Schedule:
Thursday, May 28, 2015
Regency D (Hyatt Regency Washington)
* noted as presenting author
Ann Mastergeorge, PhD, Associate Professor, University of Arizona, Tucson, AZ
Relationship-based early interventions are recognized as important interventions in supporting and regulating parent-child interactions and improving developmental outcomes. However, it is uncommon for programs in the public mental health system to serve children under five, particularly by addressing the risk factors that impact the quality of the parent-child relationship. The current study sought to address this gap, and was carried out as part of a quality improvement effort in California to extend services to children 0-5 and their families in eight rural and urban counties. We examined the effects of a relationship-based intervention in a public mental health setting for young children (M age = 34.7 mo.) and their parents (N = 45). Children in this sample had been identified with a DC 0-3 and DSM IV-TR diagnosis, but were not previously served in the California public mental health system. Families self-identified multiple risk factors including substance abuse, mental health problems, low income and domestic violence. County mental health providers received training in dyadic treatment approaches including recognition of parenting strengths, reciprocal cueing between child and parent and enhancing parental perceptions of positive emotions. Additionally, infant mental health specialists provided weekly reflective supervision and consultation.

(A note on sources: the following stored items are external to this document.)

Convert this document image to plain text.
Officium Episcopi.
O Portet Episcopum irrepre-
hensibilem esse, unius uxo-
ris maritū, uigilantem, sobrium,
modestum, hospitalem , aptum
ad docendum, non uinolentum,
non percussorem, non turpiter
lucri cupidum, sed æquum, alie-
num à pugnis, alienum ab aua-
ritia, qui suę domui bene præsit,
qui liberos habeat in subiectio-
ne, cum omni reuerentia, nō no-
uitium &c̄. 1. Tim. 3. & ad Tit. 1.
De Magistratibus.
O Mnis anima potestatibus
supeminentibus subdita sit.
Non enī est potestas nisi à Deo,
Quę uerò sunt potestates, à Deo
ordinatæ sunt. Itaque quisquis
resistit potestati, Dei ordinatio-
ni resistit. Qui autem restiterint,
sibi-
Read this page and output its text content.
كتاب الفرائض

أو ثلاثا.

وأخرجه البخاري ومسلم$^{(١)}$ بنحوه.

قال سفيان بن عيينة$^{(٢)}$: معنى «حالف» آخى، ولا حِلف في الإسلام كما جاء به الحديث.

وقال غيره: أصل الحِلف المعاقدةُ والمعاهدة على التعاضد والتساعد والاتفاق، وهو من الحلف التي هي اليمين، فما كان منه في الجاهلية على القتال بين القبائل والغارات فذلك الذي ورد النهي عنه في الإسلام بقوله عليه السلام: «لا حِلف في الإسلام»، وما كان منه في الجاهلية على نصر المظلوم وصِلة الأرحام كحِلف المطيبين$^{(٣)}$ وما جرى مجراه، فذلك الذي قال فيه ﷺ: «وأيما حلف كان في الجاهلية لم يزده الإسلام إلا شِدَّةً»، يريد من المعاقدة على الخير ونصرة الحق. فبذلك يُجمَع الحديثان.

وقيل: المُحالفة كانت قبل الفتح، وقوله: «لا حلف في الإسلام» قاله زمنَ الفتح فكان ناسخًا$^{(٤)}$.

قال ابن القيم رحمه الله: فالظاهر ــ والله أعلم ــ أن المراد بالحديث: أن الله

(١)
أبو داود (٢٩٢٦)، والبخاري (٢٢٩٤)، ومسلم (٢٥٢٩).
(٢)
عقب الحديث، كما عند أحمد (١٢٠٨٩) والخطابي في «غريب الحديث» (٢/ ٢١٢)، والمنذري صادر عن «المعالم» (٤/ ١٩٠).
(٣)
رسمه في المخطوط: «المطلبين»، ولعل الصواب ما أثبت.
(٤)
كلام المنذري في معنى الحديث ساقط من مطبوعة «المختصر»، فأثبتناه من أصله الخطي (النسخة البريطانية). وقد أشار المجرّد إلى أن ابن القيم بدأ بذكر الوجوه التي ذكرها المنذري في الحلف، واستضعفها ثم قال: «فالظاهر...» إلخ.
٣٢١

At the conclusion of the intervention period (M = 22 sessions), families reported significantly fewer ecological risks (e.g., serious mental health issues, limited parenting skills, major stressors in the family), as well as significant decreases in parental distress on the PSI. The percentage of parents in the clinical range declined from 41%-25%, p < .05. Furthermore, fewer children were identified as at-risk for developmental problems on the ASQ in all five domains, and children’s functional adaptation (measured by the C-GAS) significantly improved (p < .001). Finally, changes in children’s C-GAS scores were partially accounted for through changes in service coordination, total risks and family resources and support, F (3, 41) = 2.84, p < .05.
The evidence from this study indicates that families can benefit substantially from relationship-focused interventions, as a component of the continuum of care that is offered through specialty mental health settings. Notably, ecological conditions and changes in the coordination of services have significant impacts on children’s development. These findings suggest that providers need the training necessary to offer quality relationship-based programming and should be encouraged to move away from stratified services that serve only specific developmental or mental health concerns.